Croatia's tournament ended Thursday night in Toronto, where Portugal rallied for a 2-1 win in the Round of 32 on a stoppage-time header — and where a disallowed goal in the dying moments denied the Vatreni a dramatic equalizer. Portugal advances to face Spain in the Round of 16; Croatia goes home.
For Alexandria, it is the end of an unlikely chapter that began in early June, when Croatia set up its base camp at Episcopal High School and, over the following weeks, turned a Northern Virginia city into an unexpected World Cup outpost.
How it unfolded
Croatia took the lead in the 53rd minute when veteran Ivan Perišić finished off a cross from Josip Stanišić. The advantage held until the 68th, when Cristiano Ronaldo — at 41, playing in his sixth World Cup — converted a penalty after Nikola Vlašić was called for a holding foul in the box.
The winner came in stoppage time. Substitute Gonçalo Ramos headed home to put Portugal ahead, and moments later the match descended into controversy. Croatia thought it had equalized in the final seconds, but after a lengthy delay, Mario Pašalić was ruled offside by video review. Croatian players and fans protested — the decision, both Croatia's Petar Sučić and Portugal coach Roberto Martínez said afterward, was triggered by the sensor chip inside the match ball.
It was one of multiple Croatia goals waved off during the night, a frustrating pattern that turned an already tense knockout match into a bitter ending for Zlatko Dalić's side.
Two legends, one last stage
The match had been framed as a meeting of eras: Ronaldo and Croatia's Luka Modrić, 40, longtime teammates at Real Madrid, each chasing a World Cup title that has eluded them.

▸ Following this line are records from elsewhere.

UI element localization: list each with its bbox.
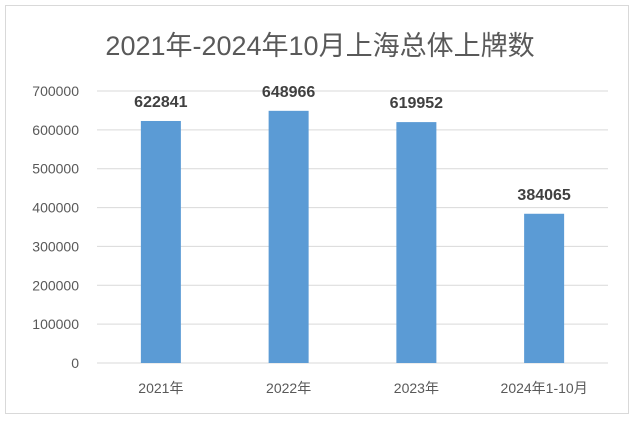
y-tick-label: 200000 (32, 277, 79, 293)
chart-title: 2021年-2024年10月上海总体上牌数 (105, 31, 534, 61)
y-tick-label: 100000 (32, 316, 79, 332)
bar (396, 122, 437, 363)
y-tick-label: 300000 (32, 238, 79, 254)
y-tick-label: 700000 (32, 83, 79, 99)
x-tick-label: 2023年 (394, 380, 439, 396)
x-tick-label: 2021年 (138, 380, 183, 396)
x-tick-label: 2022年 (266, 380, 311, 396)
y-tick-label: 500000 (32, 161, 79, 177)
bar (524, 213, 565, 363)
bar (268, 110, 309, 363)
y-tick-label: 400000 (32, 200, 79, 216)
bar (140, 120, 181, 363)
x-tick-label: 2024年1-10月 (501, 380, 588, 396)
data-label: 622841 (134, 94, 187, 111)
data-label: 648966 (262, 84, 315, 101)
data-label: 384065 (517, 187, 570, 204)
y-tick-label: 600000 (32, 122, 79, 138)
data-label: 619952 (390, 95, 443, 112)
y-tick-label: 0 (71, 355, 79, 371)
chart-frame (5, 5, 629, 414)
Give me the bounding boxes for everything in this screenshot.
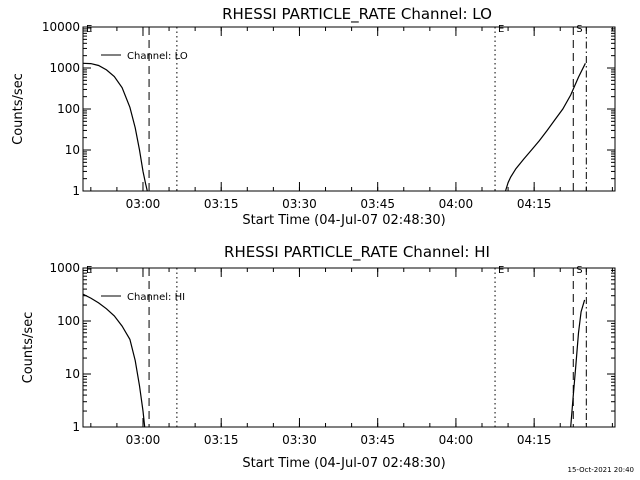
y-tick-label: 10000 [42,20,80,34]
y-tick-label: 100 [57,314,80,328]
x-tick-label: 04:15 [517,433,552,447]
event-marker-label: E [86,24,92,35]
y-axis-label: Counts/sec [21,312,36,384]
plot-frame [82,267,616,428]
y-tick-label: 1 [72,420,80,434]
chart-panel-2: RHESSI PARTICLE_RATE Channel: HI 1 10 100 10… [21,243,616,471]
x-tick-label: 04:00 [439,197,474,211]
series-line [570,299,586,428]
y-tick-label: 10 [65,367,80,381]
y-axis-label: Counts/sec [11,73,26,145]
series-line [504,63,586,192]
y-tick-label: 10 [65,143,80,157]
x-tick-label: 03:00 [126,197,161,211]
event-marker-label: E [86,265,92,276]
x-axis-label: Start Time (04-Jul-07 02:48:30) [242,456,445,471]
event-marker-label: E [498,24,504,35]
y-tick-label: 100 [57,102,80,116]
x-tick-label: 03:45 [360,197,395,211]
timestamp: 15-Oct-2021 20:40 [567,466,634,474]
event-marker-label: S [576,265,582,276]
x-tick-label: 03:45 [360,433,395,447]
event-marker-label: S [576,24,582,35]
legend-entry: Channel: HI [127,292,185,303]
x-tick-label: 04:00 [439,433,474,447]
chart-title: RHESSI PARTICLE_RATE Channel: LO [222,5,492,24]
series-line [82,293,146,428]
event-marker-label: E [498,265,504,276]
x-tick-label: 03:00 [126,433,161,447]
y-tick-label: 1000 [49,61,80,75]
chart-panel-1: RHESSI PARTICLE_RATE Channel: LO 1 10 100 10… [11,5,616,228]
x-tick-label: 03:30 [282,433,317,447]
y-tick-label: 1000 [49,261,80,275]
x-tick-label: 03:30 [282,197,317,211]
x-axis-label: Start Time (04-Jul-07 02:48:30) [242,213,445,228]
timestamp-container: 15-Oct-2021 20:40 [568,459,634,477]
x-tick-label: 03:15 [204,197,239,211]
x-tick-label: 04:15 [517,197,552,211]
y-tick-label: 1 [72,184,80,198]
chart-title: RHESSI PARTICLE_RATE Channel: HI [224,243,490,262]
legend-entry: Channel: LO [127,51,188,62]
x-tick-label: 03:15 [204,433,239,447]
series-line [82,62,148,192]
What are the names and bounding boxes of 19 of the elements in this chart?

The two shared an embrace before kickoff and met again on the field afterward, with Ronaldo calling Modrić a legend of the game.
Modrić led Croatia to the World Cup final in 2018 and a third-place finish in 2022. Whether Thursday marked his final World Cup appearance, Dalić would not say definitively; the coach called it "probably" Modrić's last, per the AP, but declined to close the door.
For a captain who played his 200th match for the national team during this tournament — and who set up Croatia's decisive goal against Ghana just days earlier — it was a quiet, painful way for a possible final World Cup to end.
The end of Alexandria's month
Croatia's exit closes the local story that has unfolded since winter, when the Brief first reported the team had chosen Alexandria as its base camp over dozens of other North American sites. In the weeks that followed, the city embraced the Vatreni: hundreds of children turned out for a June community event, restaurants added Croatian dishes, shops flew the red-and-white checkers, and Mayor Alyia Gaskins traveled to Philadelphia for the team's group-stage win over Ghana.
The players, in their final days in the city, spoke warmly of the stay — of welcoming hotel and training-center staff, and of Episcopal's facilities. Dalić, at his last Alexandria news conference, called the city "beautiful" and "peaceful."
Alexandria's other World Cup connection remains alive, for now: Ghana, which was also briefly based in the city before the tournament, plays Colombia in its own Round of 32 match Friday night in Kansas City.
But the team that turned Alexandria into a home for a month is finished — bowing out on a Toronto night that, for the Vatreni and the city that hosted them, ended a game too soon.